Parents of Sons With Autism Win a Major Battle With School
Dayann and Brian McDonough’s sons, 10-year-old Douglass and 8-year-old Donovan, both have autism and are prone to elopement. The boys wandered away from home and school a total of 14 times over the last two years, and after installing alarms and extra locks on their family home, the McDonoughs had their children wear GPS tracking devices.
Elopement, or wandering, is a daily challenge for many parents of children with autism — 49 percent of children with autism spectrum disorder (ASD) have a tendency to wander or bolt from safe settings, according to the National Autism Association.

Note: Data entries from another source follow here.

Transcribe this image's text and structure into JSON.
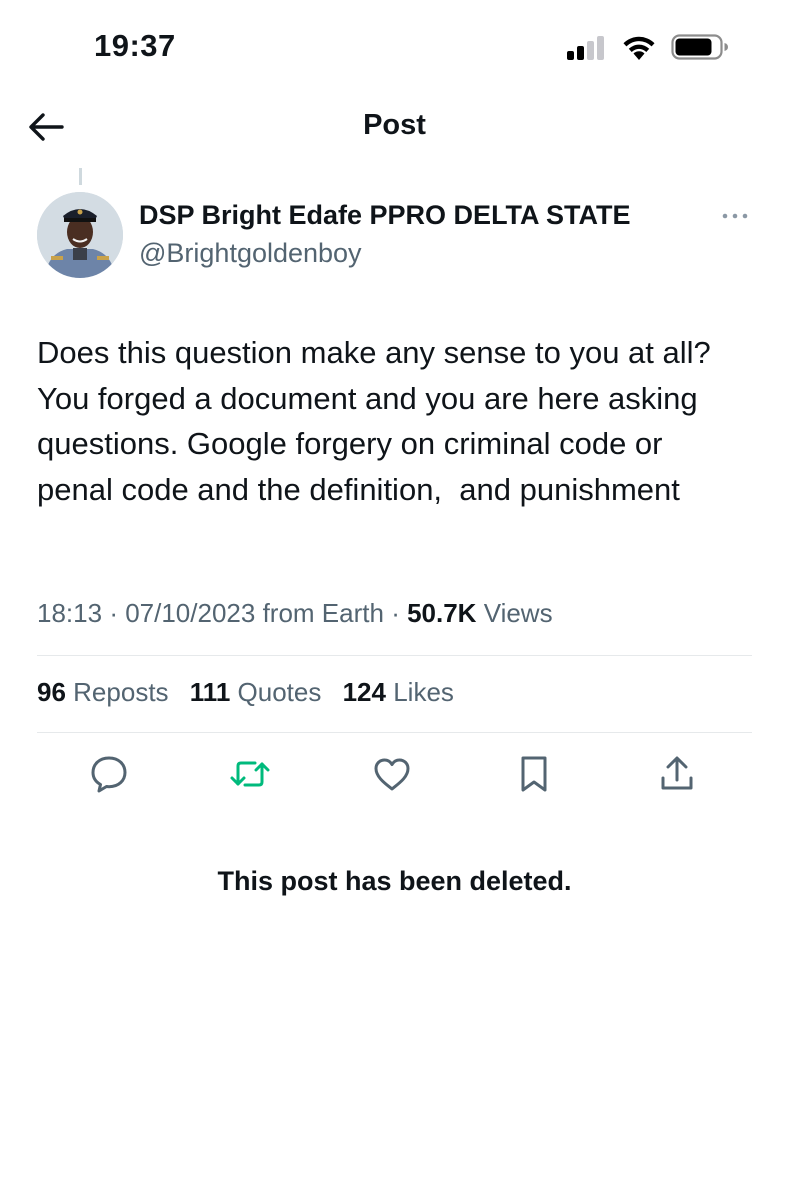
{
  "status_bar": {
    "time": "19:37",
    "signal_icon": "cellular-signal-icon",
    "wifi_icon": "wifi-icon",
    "battery_icon": "battery-icon"
  },
  "header": {
    "title": "Post",
    "back_icon": "arrow-left-icon"
  },
  "post": {
    "author_name": "DSP Bright Edafe PPRO DELTA STATE",
    "author_handle": "@Brightgoldenboy",
    "text": "Does this question make any sense to you at all? You forged a document and you are here asking questions. Google forgery on criminal code or penal code and the definition,  and punishment",
    "time": "18:13",
    "date": "07/10/2023",
    "location": "from Earth",
    "views_count": "50.7K",
    "views_label": "Views",
    "more_icon": "more-horizontal-icon"
  },
  "stats": {
    "reposts_count": "96",
    "reposts_label": "Reposts",
    "quotes_count": "111",
    "quotes_label": "Quotes",
    "likes_count": "124",
    "likes_label": "Likes"
  },
  "actions": {
    "reply_icon": "reply-icon",
    "repost_icon": "repost-icon",
    "like_icon": "heart-icon",
    "bookmark_icon": "bookmark-icon",
    "share_icon": "share-icon"
  },
  "deleted_notice": "This post has been deleted.",
  "colors": {
    "text_primary": "#0f1419",
    "text_secondary": "#536471",
    "divider": "#e6e9eb",
    "repost_active": "#00ba7c",
    "icon_gray": "#536471"
  }
}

While the tracking devices allowed the McDonoughs to breathe a sigh of relief, the boys’ schools refused to let Donovan and Douglass wear the trackers on campus. “We were blindsided,” Brian McDonough told NBC New York. “They didn’t want to listen to common sense.”
“I haven’t slept in my own bed for about the past four years because I’m so terrified he’s going to run off and I’m not going to hear him in time,” Dayann McDonough added to ABC 7 Eyewitness News.
The schools claimed GPS devices could threaten the confidentiality of other students, but after a month of discussions, the McDonoughs finally convinced the school district to allow their boys to wear trackers to class.
Parents attach the trackers to their child’s clothing, and the devices are connected to an app called AngelSense. The tracker can only be removed with a magnetic key, and it sends parents alerts on the whereabouts of their children. It also has a “listen in” feature that allows parents to hear real time audio of what their child is doing.
David Feller, superintendent of North Merrick school district, where Donovan is a student, told NBC New York. “We would not put up any roadblocks to a device designed to ensure a child’s safety.”
“I feel very safe,” Douglass McDonough told ABC 7 Eyewitness News.